EU VEJO O FUTURO ! EU VEJO O FUTURO !, grita o andarilho no meio da praça da cidade pequena. Estou de passagem e falo com o homem que traz consigo uma sacola de lona com alças de barbante, duas sacolas plásticas na cabeça fazendo as vezes de turbante ( penso eu) e um cobertor surrado enrolado ao corpo como um manto, chinelos ainda mais surrados e a barba por fazer há algum tempo. Fale algo sobre mim, meu amigo, lhe dou algum dinheiro mesmo que eu não goste da sua visão. Eu não cobro não moço, vamos nos sentar e conversaremos ! Não leio as mãos, não leio cartas, mesmo porque eu não sei ler, mas conheço do mundo quase tudo, da alma humana mais ainda, e do futuro tudo, por isso eu estou nesta lida, de avisar aos outros o que a vida guarda para cada um. A linguagem boa, a voz grave de quem fuma muito e uma sinceridade no olhar me convenceram a ouvir esse homem de quarenta e tantos anos, e agora passo a contar :

_Quase não consigo conversar com muitas pessoas, pois não acreditam em mim, acham , mas quem me ouve, é por que tinha de estar comigo nesse momento, por qualquer motivo, como você mesmo, não é daqui está bem longe de sua terra e posso dizer que sua procura acaba hoje. O que trouxe você até aqui não preciso dizer, pois é passado e eu vejo o futuro, e o que você espera, talvez seja o que eu vou contar. Desse momento em diante suas palavras fluíam em meus pensamentos e não mais o ouvia, porém eu visualizava cada frase dele, cada palavra tinha um gosto e uma cor diferente, como se uma brisa me levasse longe dali.
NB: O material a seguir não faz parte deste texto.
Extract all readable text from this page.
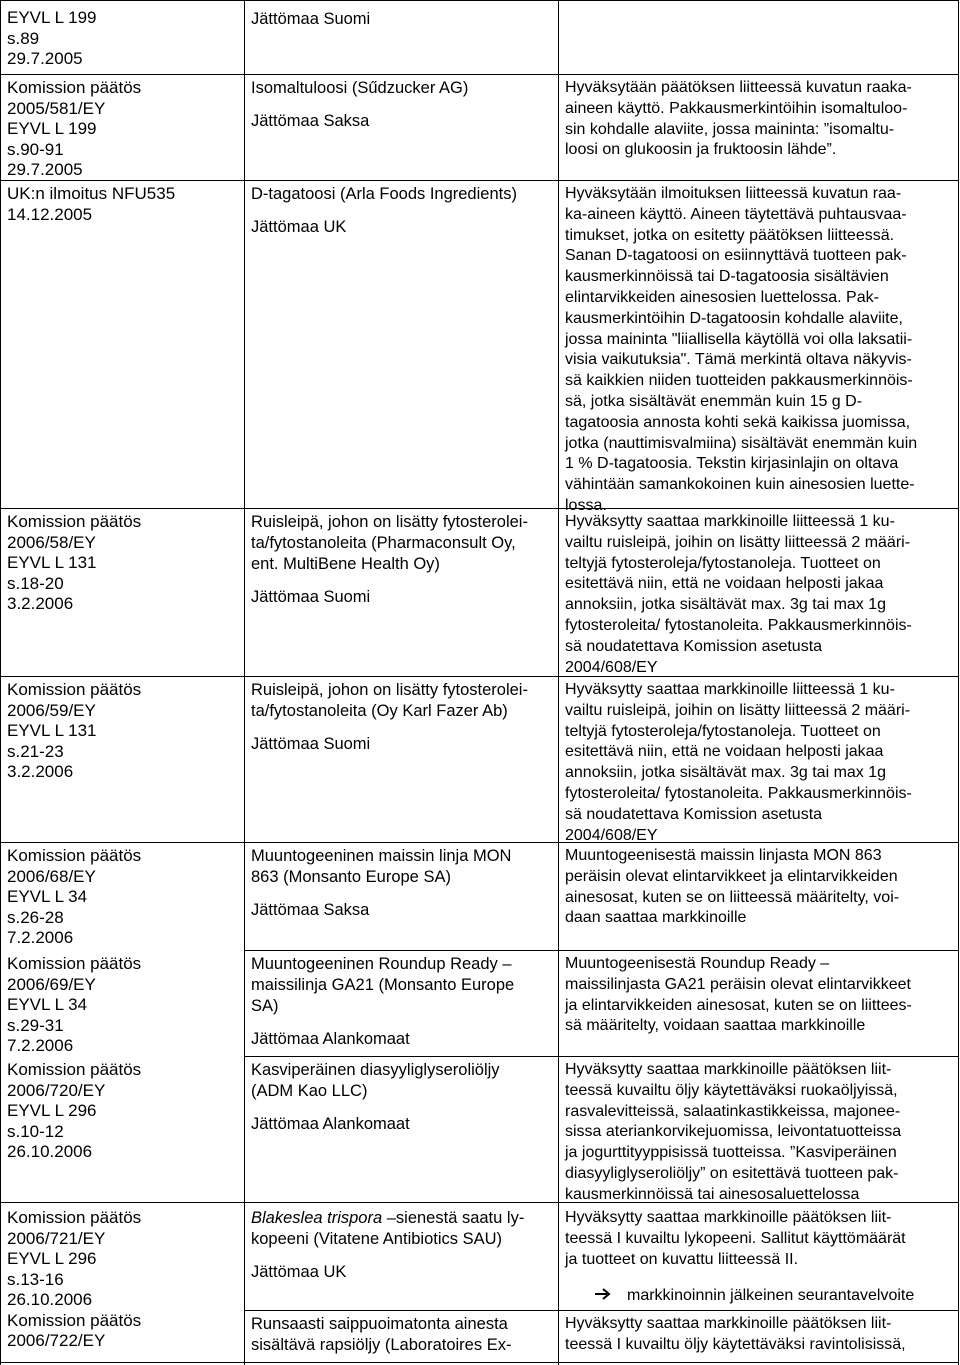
EYVL L 199
s.89
29.7.2005
Komission päätös
2005/581/EY
EYVL L 199
s.90-91
29.7.2005
UK:n ilmoitus NFU535
14.12.2005
Komission päätös
2006/58/EY
EYVL L 131
s.18-20
3.2.2006
Komission päätös
2006/59/EY
EYVL L 131
s.21-23
3.2.2006
Komission päätös
2006/68/EY
EYVL L 34
s.26-28
7.2.2006
Komission päätös
2006/69/EY
EYVL L 34
s.29-31
7.2.2006
Komission päätös
2006/720/EY
EYVL L 296
s.10-12
26.10.2006
Komission päätös
2006/721/EY
EYVL L 296
s.13-16
26.10.2006
Komission päätös
2006/722/EY
Jättömaa Suomi
Isomaltuloosi (Sűdzucker AG)
Jättömaa Saksa
D-tagatoosi (Arla Foods Ingredients)
Jättömaa UK
Ruisleipä, johon on lisätty fytosterolei-
ta/fytostanoleita (Pharmaconsult Oy,
ent. MultiBene Health Oy)
Jättömaa Suomi
Ruisleipä, johon on lisätty fytosterolei-
ta/fytostanoleita (Oy Karl Fazer Ab)
Jättömaa Suomi
Muuntogeeninen maissin linja MON
863 (Monsanto Europe SA)
Jättömaa Saksa
Muuntogeeninen Roundup Ready –
maissilinja GA21 (Monsanto Europe
SA)
Jättömaa Alankomaat
Kasviperäinen diasyyliglyseroliöljy
(ADM Kao LLC)
Jättömaa Alankomaat
Blakeslea trispora –sienestä saatu ly-
kopeeni (Vitatene Antibiotics SAU)
Jättömaa UK
Runsaasti saippuoimatonta ainesta
sisältävä rapsiöljy (Laboratoires Ex-
Hyväksytään päätöksen liitteessä kuvatun raaka-
aineen käyttö. Pakkausmerkintöihin isomaltuloo-
sin kohdalle alaviite, jossa maininta: ”isomaltu-
loosi on glukoosin ja fruktoosin lähde”.
Hyväksytään ilmoituksen liitteessä kuvatun raa-
ka-aineen käyttö. Aineen täytettävä puhtausvaa-
timukset, jotka on esitetty päätöksen liitteessä.
Sanan D-tagatoosi on esiinnyttävä tuotteen pak-
kausmerkinnöissä tai D-tagatoosia sisältävien
elintarvikkeiden ainesosien luettelossa. Pak-
kausmerkintöihin D-tagatoosin kohdalle alaviite,
jossa maininta "liiallisella käytöllä voi olla laksatii-
visia vaikutuksia". Tämä merkintä oltava näkyvis-
sä kaikkien niiden tuotteiden pakkausmerkinnöis-
sä, jotka sisältävät enemmän kuin 15 g D-
tagatoosia annosta kohti sekä kaikissa juomissa,
jotka (nauttimisvalmiina) sisältävät enemmän kuin
1 % D-tagatoosia. Tekstin kirjasinlajin on oltava
vähintään samankokoinen kuin ainesosien luette-
lossa.
Hyväksytty saattaa markkinoille liitteessä 1 ku-
vailtu ruisleipä, joihin on lisätty liitteessä 2 määri-
teltyjä fytosteroleja/fytostanoleja. Tuotteet on
esitettävä niin, että ne voidaan helposti jakaa
annoksiin, jotka sisältävät max. 3g tai max 1g
fytosteroleita/ fytostanoleita. Pakkausmerkinnöis-
sä noudatettava Komission asetusta
2004/608/EY
Hyväksytty saattaa markkinoille liitteessä 1 ku-
vailtu ruisleipä, joihin on lisätty liitteessä 2 määri-
teltyjä fytosteroleja/fytostanoleja. Tuotteet on
esitettävä niin, että ne voidaan helposti jakaa
annoksiin, jotka sisältävät max. 3g tai max 1g
fytosteroleita/ fytostanoleita. Pakkausmerkinnöis-
sä noudatettava Komission asetusta
2004/608/EY
Muuntogeenisestä maissin linjasta MON 863
peräisin olevat elintarvikkeet ja elintarvikkeiden
ainesosat, kuten se on liitteessä määritelty, voi-
daan saattaa markkinoille
Muuntogeenisestä Roundup Ready –
maissilinjasta GA21 peräisin olevat elintarvikkeet
ja elintarvikkeiden ainesosat, kuten se on liittees-
sä määritelty, voidaan saattaa markkinoille
Hyväksytty saattaa markkinoille päätöksen liit-
teessä kuvailtu öljy käytettäväksi ruokaöljyissä,
rasvalevitteissä, salaatinkastikkeissa, majonee-
sissa ateriankorvikejuomissa, leivontatuotteissa
ja jogurttityyppisissä tuotteissa. ”Kasviperäinen
diasyyliglyseroliöljy” on esitettävä tuotteen pak-
kausmerkinnöissä tai ainesosaluettelossa
Hyväksytty saattaa markkinoille päätöksen liit-
teessä I kuvailtu lykopeeni. Sallitut käyttömäärät
ja tuotteet on kuvattu liitteessä II.
markkinoinnin jälkeinen seurantavelvoite
Hyväksytty saattaa markkinoille päätöksen liit-
teessä I kuvailtu öljy käytettäväksi ravintolisissä,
Passei a ver uma silhueta se aproximando, esguia, cabelos longos, mais se aproximava, mais eu admirava, quando vi seu rosto, seus olhos verdes e límpidos me apaixonei, a beijei...e estávamos já na escadaria da igreja , recebendo nos cabelos o arroz jogado pelas pessoas que lá estavam e gritavam, o meu nome eu ouvia, mas o dela, quando era gritado e eu sabia que gritavam, o som não vinha aos meus ouvidos, procurei ler os lábios , mas eu já estava em um taxi um pouco velho, mas que ia rápido pela única avenida dessa cidade com a buzina disparada, ( não sei por que, pois não havia tráfego ), e estancou em frente ao pequeno hospital para onde corri com a maleta nas mãos, e tive de voltar da porta para o carro pois esqueci a esposa grávida no taxi.

Moço, preste atenção com o coração no que eu te conto, disse-me o homem, talvez pelos meus olhos arregalados com a visão, ou sonho mais real que já vivi, depois dos pesadelos de criança, é claro ! Voltei ao mesmo transe e já estava passeando com duas crianças mais a esposa por um bairro novo, recém construído, onde visitávamos uma residência decorada com a intenção de comprá-la para a família ( que aumentaria em breve ). Em outro lampejo já estava eu , a esposa e os quatro filhos ( a nova gestação foi um par de gêmeos ), na Caixa Federal para o ato de assinatura do tão esperado contrato para a casa própria ( que nesse momento, eu acho que já necessita de uma reforma ). Agora, sozinho, tomo posse no meu emprego no governo ( como minha mãe gosta de falar ), o que é um alívio, visto o meu precário orçamento anterior.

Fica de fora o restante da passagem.